If cycling power doesn't work...
Try dropping it to reseat the connectors. Never mind I'm off...
The Kepler space telescope is back in action after a tense couple of weeks for NASA engineers. On April 8 the space agency reported that Kepler was stuck in emergency mode, which not only made stellar observations impossible but also burns through the telescope's limited fuel reserves at a prodigious rate. In a couple of days …
As opposed to the Acorn Atom where the rule was take the back off and push all the chips back in - Atom was single board with keyboard on one side and all chips hanging from sockets underneath and could slowly work loose as you typed. The Atom also came as a "Build-yourself" kit and one of the computer mags at the time printed a set of helpful tips for people doing this which included "if you are finding it hard to push the chips into sockets try loosening the socket first with a pin" .... sadly some people rather overdid this - had no problems putting chips in sockets but when they finished and turned the board over they'd all fall out!

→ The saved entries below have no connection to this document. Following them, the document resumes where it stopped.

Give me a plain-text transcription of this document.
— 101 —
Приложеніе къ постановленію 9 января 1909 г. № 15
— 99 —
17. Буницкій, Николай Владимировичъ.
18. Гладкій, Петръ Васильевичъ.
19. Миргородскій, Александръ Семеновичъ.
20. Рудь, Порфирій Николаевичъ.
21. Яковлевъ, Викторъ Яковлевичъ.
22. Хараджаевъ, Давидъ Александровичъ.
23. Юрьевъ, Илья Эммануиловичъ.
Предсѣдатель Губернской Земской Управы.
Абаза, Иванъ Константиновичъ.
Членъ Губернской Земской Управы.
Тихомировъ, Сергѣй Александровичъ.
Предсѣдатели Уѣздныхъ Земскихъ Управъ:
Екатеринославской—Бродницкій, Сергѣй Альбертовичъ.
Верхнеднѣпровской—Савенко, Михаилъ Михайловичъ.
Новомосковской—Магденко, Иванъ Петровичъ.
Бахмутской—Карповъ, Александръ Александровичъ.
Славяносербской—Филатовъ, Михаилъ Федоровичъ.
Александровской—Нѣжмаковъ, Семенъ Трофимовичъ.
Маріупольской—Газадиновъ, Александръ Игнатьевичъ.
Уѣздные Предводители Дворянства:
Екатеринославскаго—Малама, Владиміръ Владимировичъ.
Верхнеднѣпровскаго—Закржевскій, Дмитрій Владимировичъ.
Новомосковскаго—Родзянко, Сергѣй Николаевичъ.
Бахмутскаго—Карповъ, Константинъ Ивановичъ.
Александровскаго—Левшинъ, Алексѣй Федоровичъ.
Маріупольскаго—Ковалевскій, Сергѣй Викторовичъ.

Try dropping it to reseat the connectors
Regularly used that same trick to unpark the heads on an external 20(?)MB HDD hooked to the store Tandy 2000 POS machine at Radio Shack back in the day. Worked a treat every time. Word subsequently got out to the other stores, and I eventually received a call from corporate to "stop recommending that," along with a firmware patch to fix it.
"Regularly used that same trick to unpark the heads on an external 20(?)MB HDD "
Picking it up and a jerky twist on the platter axle axis usually achieved the same result without risking unseating the heads from their carriers (which makes for an interesting sound as they bounce off the spinning platters on their wire tethers)
The real solution to drives which had sticktion problems (other than replacing them) was to never turn them off.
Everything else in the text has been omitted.